Plusieurs voix influentes ont pressé les États-Unis de répondre favorablement aux signes d’ouverture iraniens. « Pourquoi ne pas tester le sérieux de l’Iran ? » s’interrogeait, le 30 septembre, Reza Marashi, dans un article du Huffington Post. Anciennement chargé du bureau Iran au département d’État, Marashi est aujourd’hui directeur de recherche au Conseil national américano-iranien. Dans l’International Herald Tribune du 29 septembre, Charles Ferguson, président de la Fédération des scientifiques américains, et Ali Vaez, directeur de l’Iran Project de la même fédération, ont encouragé Washington et ses alliés à prendre Ahmadinejad au mot. Ils ont même suggéré aux puissances occidentales de fournir à l’Iran 50 kg de combustible pour le réacteur de recherche de Téhéran, un geste humanitaire qui prouverait les bonnes intentions des États-Unis aux yeux du peuple iranien, tout en permettant de réduire les activités d’enrichissement de la République islamique.

Vraisemblablement, ces appels ne seront pas entendus. Le président Barack Obama s’est effondré sous la pression des puissants lobbies pro-Israéliens et devant un Congrès tout autant acquis à l’État hébreu. Soucieux d’assurer sa réélection l’an prochain, il ne devrait pas réitérer l’appel qu’il avait lancé durant sa campagne de 2008 en faveur d’une solution diplomatique avec l’Iran.

Calcul

Le danger est que le Premier ministre israélien cherche à briser l’actuel isolement politique de l’État hébreu en déclenchant une attaque spectaculaire contre l’Iran. Privé désormais du soutien de la Turquie et de l’Égypte, confronté à la révolte de la communauté internationale contre les ambitions du « Grand Israël », Benyamin Netanyahou pourrait estimer que le moment est venu de prendre l’initiative. Peut-être fait-il le calcul qu’un coup fatal porté à l’Iran affaiblirait une Syrie déjà déstabilisée et laisserait le Hezbollah orphelin. Israël ferait ainsi d’une pierre trois coups.

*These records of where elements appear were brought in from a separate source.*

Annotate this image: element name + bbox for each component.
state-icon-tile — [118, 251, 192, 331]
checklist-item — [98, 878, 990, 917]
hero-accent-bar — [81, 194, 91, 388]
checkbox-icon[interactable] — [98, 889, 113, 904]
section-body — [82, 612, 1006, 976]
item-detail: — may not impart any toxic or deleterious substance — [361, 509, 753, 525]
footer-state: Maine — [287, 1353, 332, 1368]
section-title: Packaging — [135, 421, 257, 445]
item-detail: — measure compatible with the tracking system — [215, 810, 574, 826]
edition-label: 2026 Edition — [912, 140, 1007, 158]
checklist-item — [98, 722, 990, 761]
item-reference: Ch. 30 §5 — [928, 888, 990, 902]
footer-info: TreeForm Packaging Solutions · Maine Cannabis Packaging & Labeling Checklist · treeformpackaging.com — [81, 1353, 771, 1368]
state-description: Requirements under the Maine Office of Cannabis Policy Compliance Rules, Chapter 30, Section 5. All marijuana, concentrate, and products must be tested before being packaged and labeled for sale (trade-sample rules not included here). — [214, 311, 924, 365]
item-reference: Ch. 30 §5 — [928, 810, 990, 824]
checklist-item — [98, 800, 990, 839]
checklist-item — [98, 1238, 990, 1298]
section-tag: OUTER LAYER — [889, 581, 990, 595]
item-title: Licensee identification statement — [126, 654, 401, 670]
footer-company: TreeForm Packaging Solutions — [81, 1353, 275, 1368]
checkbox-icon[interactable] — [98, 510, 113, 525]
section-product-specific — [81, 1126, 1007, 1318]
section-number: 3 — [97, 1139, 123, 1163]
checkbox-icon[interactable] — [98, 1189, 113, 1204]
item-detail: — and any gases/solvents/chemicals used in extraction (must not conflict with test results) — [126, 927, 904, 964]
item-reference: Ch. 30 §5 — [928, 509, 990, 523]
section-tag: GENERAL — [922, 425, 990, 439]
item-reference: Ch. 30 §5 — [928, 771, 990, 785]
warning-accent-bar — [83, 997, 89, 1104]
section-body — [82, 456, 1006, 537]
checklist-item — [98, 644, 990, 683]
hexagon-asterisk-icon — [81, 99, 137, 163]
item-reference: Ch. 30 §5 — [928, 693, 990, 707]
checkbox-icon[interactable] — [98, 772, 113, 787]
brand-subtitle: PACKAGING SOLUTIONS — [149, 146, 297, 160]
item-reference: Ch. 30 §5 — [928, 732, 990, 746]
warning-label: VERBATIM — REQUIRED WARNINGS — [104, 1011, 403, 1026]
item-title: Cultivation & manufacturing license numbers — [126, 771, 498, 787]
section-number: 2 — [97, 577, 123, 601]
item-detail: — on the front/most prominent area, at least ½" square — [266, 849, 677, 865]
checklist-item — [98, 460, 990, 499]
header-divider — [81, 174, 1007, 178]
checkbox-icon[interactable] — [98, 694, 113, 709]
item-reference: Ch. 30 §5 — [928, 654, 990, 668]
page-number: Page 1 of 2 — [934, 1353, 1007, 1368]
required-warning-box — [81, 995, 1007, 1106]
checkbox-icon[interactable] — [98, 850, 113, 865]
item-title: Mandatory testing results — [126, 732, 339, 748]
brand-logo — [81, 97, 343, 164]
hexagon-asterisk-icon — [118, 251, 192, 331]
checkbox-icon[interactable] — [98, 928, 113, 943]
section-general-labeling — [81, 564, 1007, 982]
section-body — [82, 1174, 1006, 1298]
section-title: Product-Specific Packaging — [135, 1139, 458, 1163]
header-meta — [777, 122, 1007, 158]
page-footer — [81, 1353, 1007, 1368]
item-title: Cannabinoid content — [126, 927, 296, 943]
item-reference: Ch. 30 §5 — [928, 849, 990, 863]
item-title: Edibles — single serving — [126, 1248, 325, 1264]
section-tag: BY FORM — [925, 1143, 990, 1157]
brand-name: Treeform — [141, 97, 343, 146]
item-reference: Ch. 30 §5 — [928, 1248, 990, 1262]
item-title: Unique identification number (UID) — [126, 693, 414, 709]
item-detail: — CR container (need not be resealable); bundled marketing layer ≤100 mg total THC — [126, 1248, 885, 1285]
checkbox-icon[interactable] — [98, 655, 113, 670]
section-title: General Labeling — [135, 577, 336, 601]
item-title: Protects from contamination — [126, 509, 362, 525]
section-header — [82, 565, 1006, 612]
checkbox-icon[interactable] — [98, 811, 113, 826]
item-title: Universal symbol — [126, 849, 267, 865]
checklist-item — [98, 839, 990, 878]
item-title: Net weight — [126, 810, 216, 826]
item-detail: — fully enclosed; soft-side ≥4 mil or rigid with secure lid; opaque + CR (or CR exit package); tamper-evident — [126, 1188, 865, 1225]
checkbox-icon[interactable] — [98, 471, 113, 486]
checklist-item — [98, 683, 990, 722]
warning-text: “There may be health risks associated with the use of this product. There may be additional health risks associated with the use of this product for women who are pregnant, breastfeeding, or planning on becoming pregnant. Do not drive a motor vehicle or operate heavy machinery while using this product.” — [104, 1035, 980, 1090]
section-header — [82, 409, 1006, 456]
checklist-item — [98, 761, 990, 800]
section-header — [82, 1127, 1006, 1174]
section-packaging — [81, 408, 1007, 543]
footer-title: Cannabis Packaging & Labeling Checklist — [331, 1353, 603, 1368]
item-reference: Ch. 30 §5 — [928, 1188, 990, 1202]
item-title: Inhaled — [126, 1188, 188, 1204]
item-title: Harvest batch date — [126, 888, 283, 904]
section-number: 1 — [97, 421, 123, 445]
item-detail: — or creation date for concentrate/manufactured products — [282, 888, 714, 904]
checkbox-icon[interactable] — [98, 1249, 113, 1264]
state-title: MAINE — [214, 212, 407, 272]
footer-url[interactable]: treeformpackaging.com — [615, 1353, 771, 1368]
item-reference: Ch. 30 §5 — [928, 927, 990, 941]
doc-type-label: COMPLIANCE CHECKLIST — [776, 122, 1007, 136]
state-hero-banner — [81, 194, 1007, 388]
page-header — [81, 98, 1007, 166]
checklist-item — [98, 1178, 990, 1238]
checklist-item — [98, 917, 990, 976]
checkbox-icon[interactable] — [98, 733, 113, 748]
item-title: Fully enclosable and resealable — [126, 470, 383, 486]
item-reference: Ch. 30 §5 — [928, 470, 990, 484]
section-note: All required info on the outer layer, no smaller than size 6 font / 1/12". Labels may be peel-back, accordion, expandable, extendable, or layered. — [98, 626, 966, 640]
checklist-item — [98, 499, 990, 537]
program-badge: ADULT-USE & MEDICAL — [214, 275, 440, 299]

L’État juif va-t-il solliciter l’assentiment américain avant d’attaquer l’Iran ? Netanyahou serait-il convaincu qu’Obama, asservi aux intérêts israéliens, n’aurait d’autre choix que de le suivre ?

Selon l’édition du 6 octobre du TTU (Très très urgent), un bulletin des renseignements français, les États-Unis et Israël planifient un exercice militaire terrestre conjoint sans précédent en mai prochain, avec l’objectif de mettre sur pied une « force d’intervention » commune, prête à entrer en action en cas de conflit régional majeur. L’amiral James Stavridis, chef de l’Eurocom – le centre de commandement américain en Europe –, a récemment effectué une visite discrète dans l’État hébreu pour s’entretenir avec le général Benny Gantz, le chef d’état-major israélien. Selon le TTU, le plan vise à créer des postes de commandement américains en Israël et des postes de commandement israéliens dans l’Eurocom. La coopération entre les deux puissances a rarement été aussi étroite. Ce qui n’augure rien de bon pour le Moyen-Orient.